The British government is being sued over its alleged role in supplying information to a secret “kill list’’ used by American forces to bomb targets in Afghanistan.

An Afghan man, who lost five members of his family in a missile attack, has launched legal proceedings against the Ministry of Defence and the Serious Organised Crime Agency (SOCA) seeking an explanation of Britain’s involvement “in the compilation, review and execution of the list and what form it takes”, The Guardian reported on Friday.

The list, officially known as the Joint Integrated Prioritised Target List (JIPTL), includes names of people that the coalition forces in Afghanistan have identified as targets for attacks.

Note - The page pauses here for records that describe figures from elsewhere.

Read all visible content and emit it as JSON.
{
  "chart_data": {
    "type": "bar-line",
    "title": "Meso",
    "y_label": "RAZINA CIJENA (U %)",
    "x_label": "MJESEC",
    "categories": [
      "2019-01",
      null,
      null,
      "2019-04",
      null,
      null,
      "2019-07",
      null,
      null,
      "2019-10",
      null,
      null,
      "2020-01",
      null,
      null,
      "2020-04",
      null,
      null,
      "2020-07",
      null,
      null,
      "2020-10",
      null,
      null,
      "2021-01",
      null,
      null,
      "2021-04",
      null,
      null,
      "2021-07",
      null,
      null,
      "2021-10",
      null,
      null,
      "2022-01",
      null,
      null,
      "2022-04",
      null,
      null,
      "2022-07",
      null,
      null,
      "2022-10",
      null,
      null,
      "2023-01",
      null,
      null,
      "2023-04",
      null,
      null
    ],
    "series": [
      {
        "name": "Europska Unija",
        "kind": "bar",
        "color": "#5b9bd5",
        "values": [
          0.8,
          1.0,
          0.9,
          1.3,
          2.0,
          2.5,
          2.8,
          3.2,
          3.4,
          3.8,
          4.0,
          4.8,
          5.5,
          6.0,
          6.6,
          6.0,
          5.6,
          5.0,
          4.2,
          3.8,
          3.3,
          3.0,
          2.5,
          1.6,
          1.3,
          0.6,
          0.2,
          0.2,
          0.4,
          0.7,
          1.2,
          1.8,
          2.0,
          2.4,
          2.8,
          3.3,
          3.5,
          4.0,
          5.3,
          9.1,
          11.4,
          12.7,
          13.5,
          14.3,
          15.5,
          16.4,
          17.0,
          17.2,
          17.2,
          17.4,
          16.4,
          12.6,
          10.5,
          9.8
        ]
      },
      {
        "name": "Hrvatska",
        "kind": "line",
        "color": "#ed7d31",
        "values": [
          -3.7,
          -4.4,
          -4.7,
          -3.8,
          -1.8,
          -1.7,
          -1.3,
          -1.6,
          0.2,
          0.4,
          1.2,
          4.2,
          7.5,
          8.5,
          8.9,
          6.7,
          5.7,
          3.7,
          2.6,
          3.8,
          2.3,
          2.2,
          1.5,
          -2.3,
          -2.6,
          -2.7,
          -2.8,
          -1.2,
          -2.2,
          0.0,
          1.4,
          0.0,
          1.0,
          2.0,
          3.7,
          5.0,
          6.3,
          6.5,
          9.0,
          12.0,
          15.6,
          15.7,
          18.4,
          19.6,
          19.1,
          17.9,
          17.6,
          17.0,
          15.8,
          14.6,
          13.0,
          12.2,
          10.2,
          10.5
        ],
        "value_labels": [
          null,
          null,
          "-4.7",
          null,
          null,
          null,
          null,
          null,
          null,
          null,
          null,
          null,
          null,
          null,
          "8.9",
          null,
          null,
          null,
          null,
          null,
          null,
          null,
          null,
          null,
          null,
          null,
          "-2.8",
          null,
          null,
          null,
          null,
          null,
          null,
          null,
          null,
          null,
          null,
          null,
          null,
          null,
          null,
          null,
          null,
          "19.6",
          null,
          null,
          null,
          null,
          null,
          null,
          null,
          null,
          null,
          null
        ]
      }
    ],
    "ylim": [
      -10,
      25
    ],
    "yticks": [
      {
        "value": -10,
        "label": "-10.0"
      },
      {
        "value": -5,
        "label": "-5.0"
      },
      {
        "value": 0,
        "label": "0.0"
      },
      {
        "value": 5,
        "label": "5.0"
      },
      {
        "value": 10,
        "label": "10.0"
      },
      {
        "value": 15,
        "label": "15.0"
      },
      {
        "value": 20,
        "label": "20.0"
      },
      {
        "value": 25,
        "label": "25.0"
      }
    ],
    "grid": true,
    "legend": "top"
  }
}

A report of the U.S. Senate Committee on Foreign Relations said the military placed “no restrictions on the use of force with these selected targets, which means they can be killed or captured on the battlefield’’.

Habib Rahman, a bank employee who is suing the British Government, lost two brothers, two uncles and his father-in-law in an attack on September 2, 2010 when they were campaigning for his cousin Abdul Wahab Khorasani, a former parliamentary candidate, in the Rustaq district of Takhar province.

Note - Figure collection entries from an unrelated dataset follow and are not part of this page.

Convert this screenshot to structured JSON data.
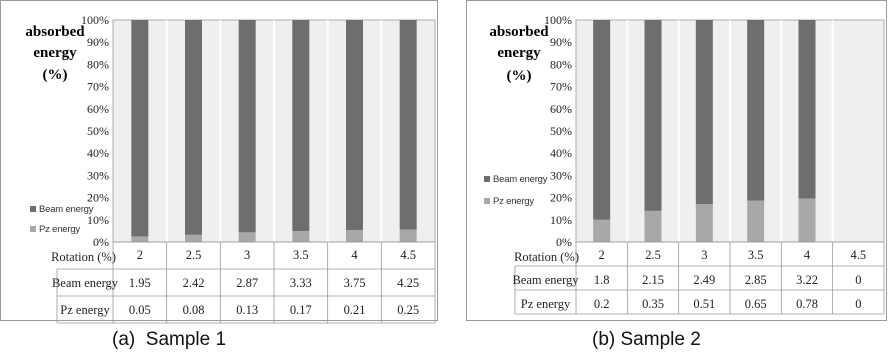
{
  "captions": {
    "left": "(a)  Sample 1",
    "right": "(b) Sample 2"
  },
  "colors": {
    "beam": "#6e6e6e",
    "pz": "#a8a8a8",
    "background": "#efefef",
    "grid": "#ffffff",
    "border": "#9a9a9a"
  },
  "chart_data": [
    {
      "type": "bar",
      "stacked": true,
      "normalized": true,
      "ylabel_lines": [
        "absorbed",
        "energy",
        "(%)"
      ],
      "yticks": [
        "0%",
        "10%",
        "20%",
        "30%",
        "40%",
        "50%",
        "60%",
        "70%",
        "80%",
        "90%",
        "100%"
      ],
      "ylim": [
        0,
        100
      ],
      "xlabel": "Rotation (%)",
      "categories": [
        "2",
        "2.5",
        "3",
        "3.5",
        "4",
        "4.5"
      ],
      "series": [
        {
          "name": "Beam energy",
          "values": [
            1.95,
            2.42,
            2.87,
            3.33,
            3.75,
            4.25
          ]
        },
        {
          "name": "Pz energy",
          "values": [
            0.05,
            0.08,
            0.13,
            0.17,
            0.21,
            0.25
          ]
        }
      ],
      "table_values": [
        [
          "1.95",
          "2.42",
          "2.87",
          "3.33",
          "3.75",
          "4.25"
        ],
        [
          "0.05",
          "0.08",
          "0.13",
          "0.17",
          "0.21",
          "0.25"
        ]
      ],
      "legend_position": "left"
    },
    {
      "type": "bar",
      "stacked": true,
      "normalized": true,
      "ylabel_lines": [
        "absorbed",
        "energy",
        "(%)"
      ],
      "yticks": [
        "0%",
        "10%",
        "20%",
        "30%",
        "40%",
        "50%",
        "60%",
        "70%",
        "80%",
        "90%",
        "100%"
      ],
      "ylim": [
        0,
        100
      ],
      "xlabel": "Rotation (%)",
      "categories": [
        "2",
        "2.5",
        "3",
        "3.5",
        "4",
        "4.5"
      ],
      "series": [
        {
          "name": "Beam energy",
          "values": [
            1.8,
            2.15,
            2.49,
            2.85,
            3.22,
            0
          ]
        },
        {
          "name": "Pz energy",
          "values": [
            0.2,
            0.35,
            0.51,
            0.65,
            0.78,
            0
          ]
        }
      ],
      "table_values": [
        [
          "1.8",
          "2.15",
          "2.49",
          "2.85",
          "3.22",
          "0"
        ],
        [
          "0.2",
          "0.35",
          "0.51",
          "0.65",
          "0.78",
          "0"
        ]
      ],
      "legend_position": "left"
    }
  ]
}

NATO officials said at the time the attack was “a precision air strike” which killed or injured “eight to 12 insurgents”, including a Taliban commander.

According to Mr. Rahman’s lawyers, an investigation by the Afghanistan Analysts Network provides “powerful evidence” that his relatives were victims of mistaken targeting. They want to know whether such attacks were in breach of international law.

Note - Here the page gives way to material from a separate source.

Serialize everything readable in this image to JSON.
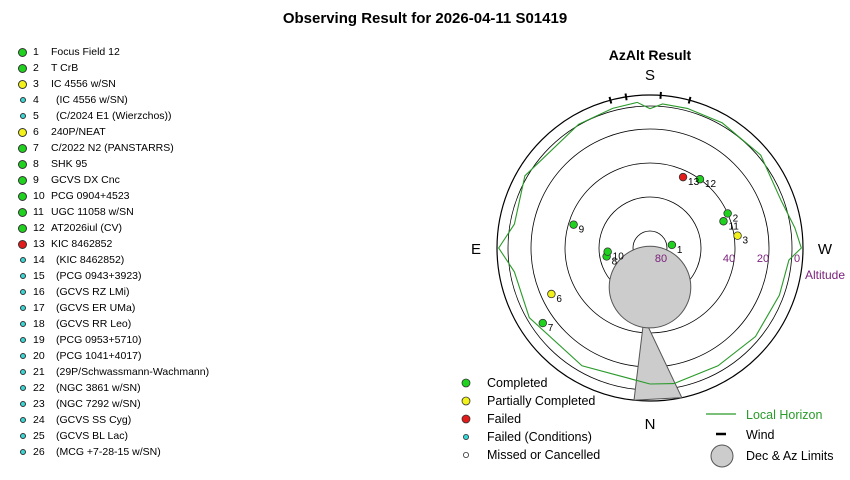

“We need to know whether the rule of law is being followed and that safeguards are in place to prevent what could be clear breaches of international law,” said Rosa Curling from the solicitors’ firm acting for Mr. Rahman.

She said her client's case suggested that “the establishment and maintenance of the ‘kill list’ is not in line with the U.K.’s duties under international humanitarian law’’.

SOCA and the Ministry of Defence insisted that they worked “strictly within the bounds of international law’’.